Why do I say this? Because I feel that this group, without needing to complicate their lives and pretend to be something they're not, He makes powerful songs that talk about what we can feel every day, without needing to resort to clumsy monsters or stories far removed from his own streets. El Mató is a credible band, one we feel close to, and although they could be our neighbors, They create tunes that move us with a refined use of language and without losing sonic contact with the times we live in. As Morrissey would say (yes, the same poor man whose ego swallowed him up badly), they make songs that speak of our lives or of events and feelings that we can make our own in our memory.

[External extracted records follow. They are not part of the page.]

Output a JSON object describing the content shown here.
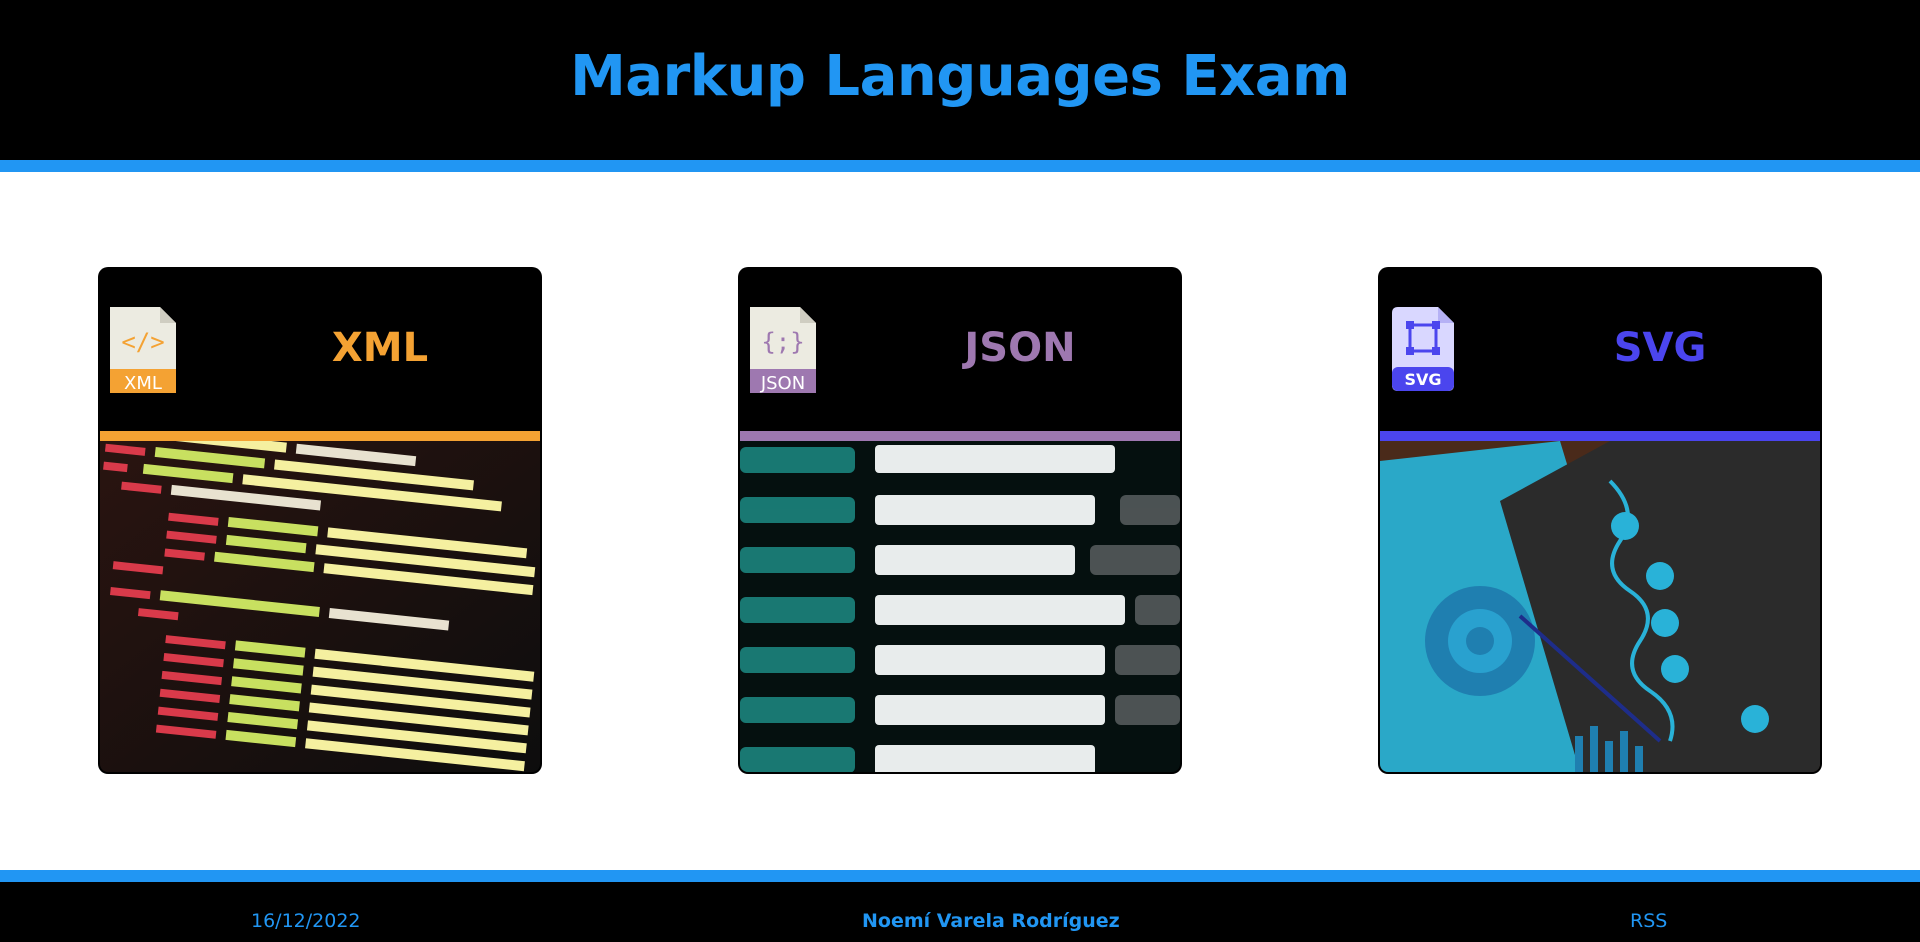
{
  "header": {
    "title": "Markup Languages Exam"
  },
  "cards": [
    {
      "title": "XML",
      "badge": "XML",
      "glyph": "</>",
      "color": "#f4a233"
    },
    {
      "title": "JSON",
      "badge": "JSON",
      "glyph": "{;}",
      "color": "#9e78b0"
    },
    {
      "title": "SVG",
      "badge": "SVG",
      "color": "#4b45ee"
    }
  ],
  "footer": {
    "date": "16/12/2022",
    "author": "Noemí Varela Rodríguez",
    "rss": "RSS"
  }
}
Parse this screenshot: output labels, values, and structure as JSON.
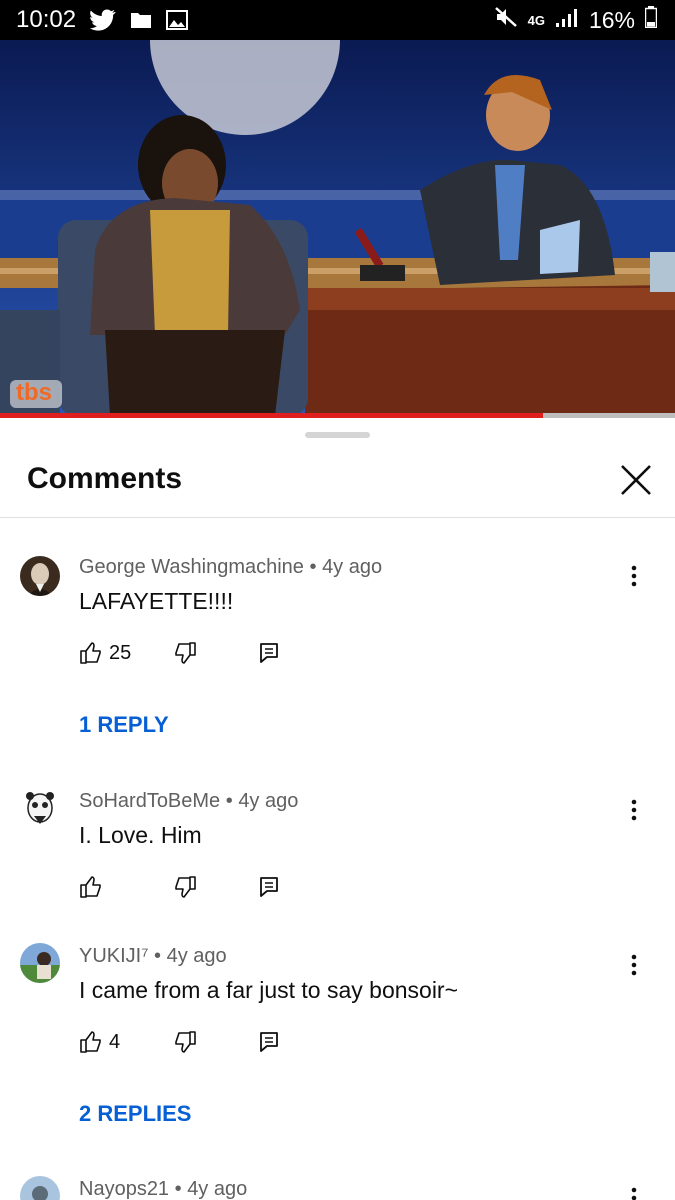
{
  "status_bar": {
    "time": "10:02",
    "icons_left": [
      "twitter-icon",
      "folder-icon",
      "gallery-icon"
    ],
    "icons_right": [
      "mute-icon",
      "signal-icon"
    ],
    "network": "4G",
    "battery": "16%"
  },
  "video": {
    "channel_logo": "tbs",
    "progress_fraction": 0.805,
    "progress_color": "#e01e1e"
  },
  "sheet": {
    "title": "Comments"
  },
  "comments": [
    {
      "author": "George Washingmachine",
      "age": "4y ago",
      "text": "LAFAYETTE!!!!",
      "likes": "25",
      "replies": "1 REPLY"
    },
    {
      "author": "SoHardToBeMe",
      "age": "4y ago",
      "text": "I. Love. Him",
      "likes": "",
      "replies": ""
    },
    {
      "author": "YUKIJI⁷",
      "age": "4y ago",
      "text": "I came from a far just to say bonsoir~",
      "likes": "4",
      "replies": "2 REPLIES"
    },
    {
      "author": "Nayops21",
      "age": "4y ago",
      "text": "",
      "likes": "",
      "replies": ""
    }
  ],
  "colors": {
    "accent_link": "#065fd4",
    "meta_text": "#606060"
  }
}
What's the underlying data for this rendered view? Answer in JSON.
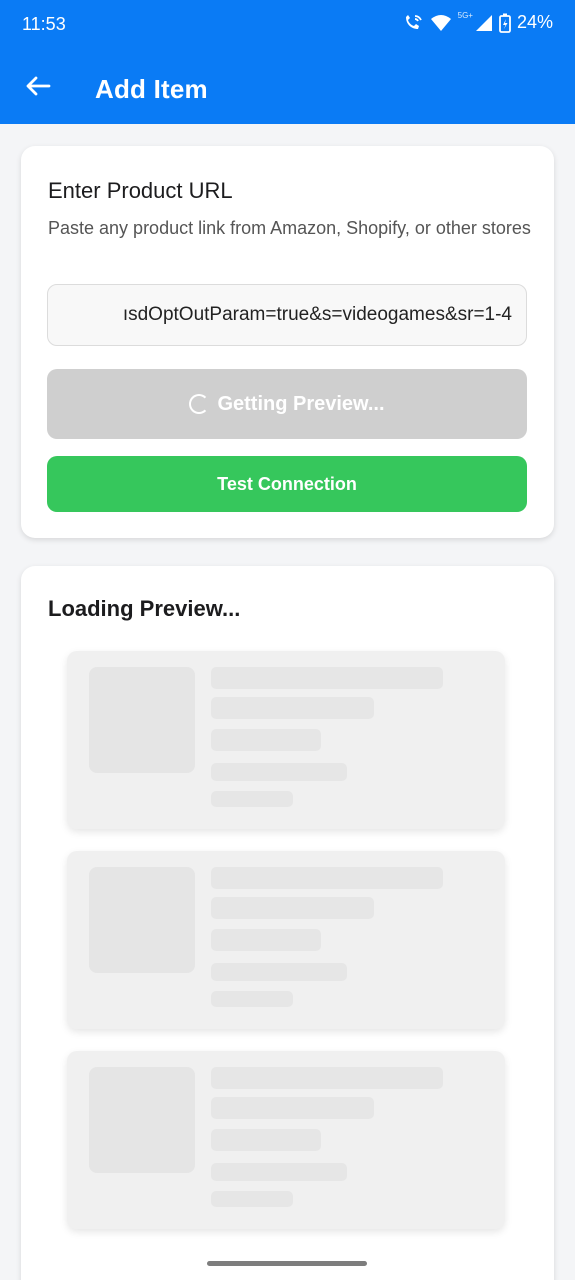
{
  "status": {
    "time": "11:53",
    "network": "5G+",
    "battery": "24%"
  },
  "toolbar": {
    "title": "Add Item",
    "back_icon": "arrow-left-icon"
  },
  "url_card": {
    "title": "Enter Product URL",
    "subtitle": "Paste any product link from Amazon, Shopify, or other stores",
    "input_value": "ısdOptOutParam=true&s=videogames&sr=1-4",
    "preview_button": "Getting Preview...",
    "test_button": "Test Connection"
  },
  "preview_card": {
    "title": "Loading Preview..."
  },
  "colors": {
    "primary": "#0a7bf5",
    "success": "#36c75c",
    "disabled": "#cfcfcf"
  }
}
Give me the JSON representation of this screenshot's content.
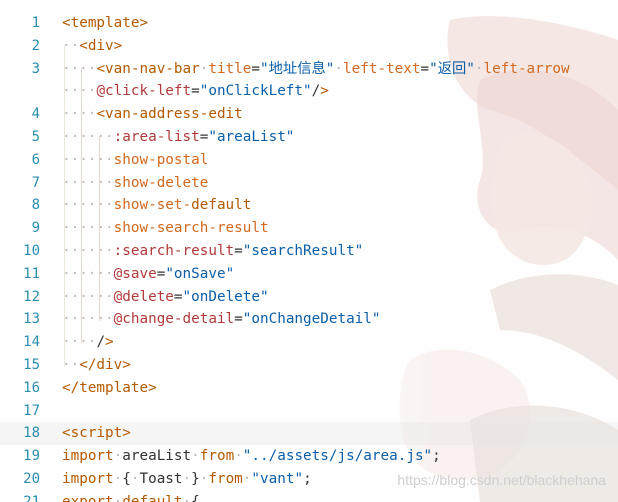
{
  "editor": {
    "lines": [
      {
        "num": "1",
        "text": "<template>"
      },
      {
        "num": "2",
        "text": "··<div>"
      },
      {
        "num": "3",
        "text": "····<van-nav-bar·title=\"地址信息\"·left-text=\"返回\"·left-arrow"
      },
      {
        "num": "",
        "text": "····@click-left=\"onClickLeft\"/>"
      },
      {
        "num": "4",
        "text": "····<van-address-edit"
      },
      {
        "num": "5",
        "text": "······:area-list=\"areaList\""
      },
      {
        "num": "6",
        "text": "······show-postal"
      },
      {
        "num": "7",
        "text": "······show-delete"
      },
      {
        "num": "8",
        "text": "······show-set-default"
      },
      {
        "num": "9",
        "text": "······show-search-result"
      },
      {
        "num": "10",
        "text": "······:search-result=\"searchResult\""
      },
      {
        "num": "11",
        "text": "······@save=\"onSave\""
      },
      {
        "num": "12",
        "text": "······@delete=\"onDelete\""
      },
      {
        "num": "13",
        "text": "······@change-detail=\"onChangeDetail\""
      },
      {
        "num": "14",
        "text": "····/>"
      },
      {
        "num": "15",
        "text": "··</div>"
      },
      {
        "num": "16",
        "text": "</template>"
      },
      {
        "num": "17",
        "text": ""
      },
      {
        "num": "18",
        "text": "<script>"
      },
      {
        "num": "19",
        "text": "import·areaList·from·\"../assets/js/area.js\";"
      },
      {
        "num": "20",
        "text": "import·{·Toast·}·from·\"vant\";"
      },
      {
        "num": "21",
        "text": "export·default·{"
      }
    ]
  },
  "watermark": {
    "text": "https://blog.csdn.net/blackhehana"
  },
  "colors": {
    "gutter_numbers": "#2a8fb0",
    "tag": "#b35a00",
    "string": "#0b5ea8"
  }
}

We're talking about El Mató because they're premiering on YouTube his live session on the North American radio station KEXP. With a repertoire recorded in the studios of the radio station located in the city of Seattle of just four songs, these originally published on his albums La sintesis O´konor and La dinastía Scorpio, They manage, without fanfare, to confirm the conviction of their proposal and the solidity of their compositions. They don't need to dress up as luminaries or pose as unapproachable figures to make us repeat their moving lyrics that rise above seas of beautiful distortion. We have ordinary people in front of us, just like the rest of us, who, luckily for us, He makes extraordinary music made to celebrate rock in these strange and turbulent times.
Friend, Rock is not dead. It's simply that, at times, by unduly praising nostalgia, we are not listening to those we should be listening to.